Minnesota’s electric utilities have cut mercury emissions by more than half in the last decade and are on track for more significant reductions during the next few years, according to the Minnesota Pollution Control Agency (MPCA).

MPCA Commissioner John Linc Stine said in a statement that the utilities’ progress is “a remarkable achievement”—and it puts the companies “well ahead” of schedule to meet reduction goals laid out in the Minnesota Mercury Reductions Act of 2006. That legislation set a goal for six of the state’s primary plants to remove 90 percent of mercury from plant emissions; the utilities that run those plants are expected to reach the goal by 2016, two years ahead of schedule.

And there are more signs of progress statewide: When Minnesota’s power utilities were ordered by the state in the mid-1990s to begin reducing mercury, the state’s emissions totaled about 1,850 pounds per year, the MPCA said. That figure is now down to about 870 pounds—and it’s expected to drop to less than 200 pounds by 2016.

The reductions have been possible due to collaboration among utilities, environmental organizations, legislators, and the Minnesota Chamber of Commerce, the MPCA said. Major Minnesota utilities such as Minneapolis-based Xcel Energy and Duluth-based Minnesota Power have contributed through facility updates.

For example, Xcel converted its High Bridge and Riverside plants in Minnesota from coal to natural gas fuel and upgraded mercury controls at its other plants. Minnesota Power and Rochester Public Utilities have also made “significant upgrades,” the MPCA said.

“Achievements such as significant reductions in mercury and other air emissions result from strong partnerships—and a clear vision of where we’re headed—among regulators, utilities, customers, environmental advocates, and other stakeholders,” Xcel Energy Regional Vice President Laura McCarten said in a statement.

Mercury is a neurotoxin that accumulates in fish and can make them unsafe to eat. While Minnesota’s utilities have made great strides, much of the state’s mercury content is outside of its control: Today, about 90 percent of the mercury that makes its way into Minnesota lakes comes from outside of the state, according to the MPCA.

And according to a report by the Star Tribune, Minnesota has a long way to go, as electric utilities account for only about half of the mercury emitted in Minnesota.

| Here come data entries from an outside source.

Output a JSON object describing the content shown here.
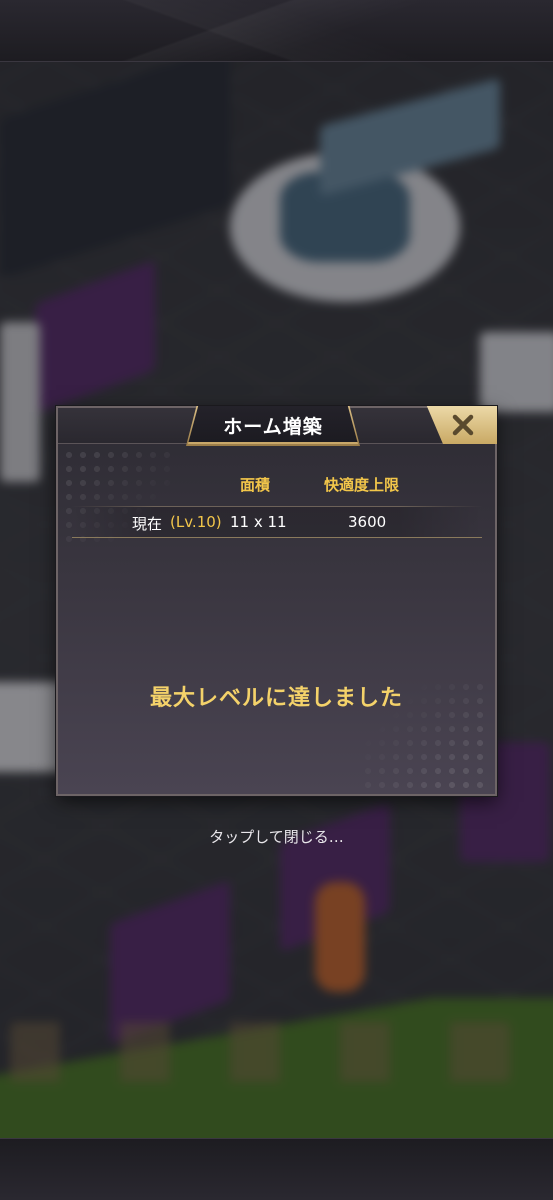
{
  "dialog": {
    "title": "ホーム増築",
    "columns": {
      "area": "面積",
      "comfort_cap": "快適度上限"
    },
    "current": {
      "label": "現在",
      "level": "(Lv.10)",
      "area": "11 x 11",
      "comfort_cap": "3600"
    },
    "message": "最大レベルに達しました",
    "close_icon": "close-icon"
  },
  "hint": "タップして閉じる…",
  "colors": {
    "accent_gold": "#f2c64a",
    "frame_gold": "#c9a964",
    "panel": "#3a3640"
  }
}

The state’s taconite industry—which is reportedly Minnesota’s second-largest producer of mercury and contributes about 30 percent of total emissions—was exempt from Minnesota’s 2006 mercury-reduction law, in part because at the time there was no known technology for removing it from blast furnaces, the Minneapolis newspaper reported. The taconite industry has, however, begun experimenting with systems that will reduce the mercury produced by their processing plants. Meanwhile, about a quarter of the state’s mercury comes from consumer products like old thermostats and switches in older cars, according to the Star Tribune.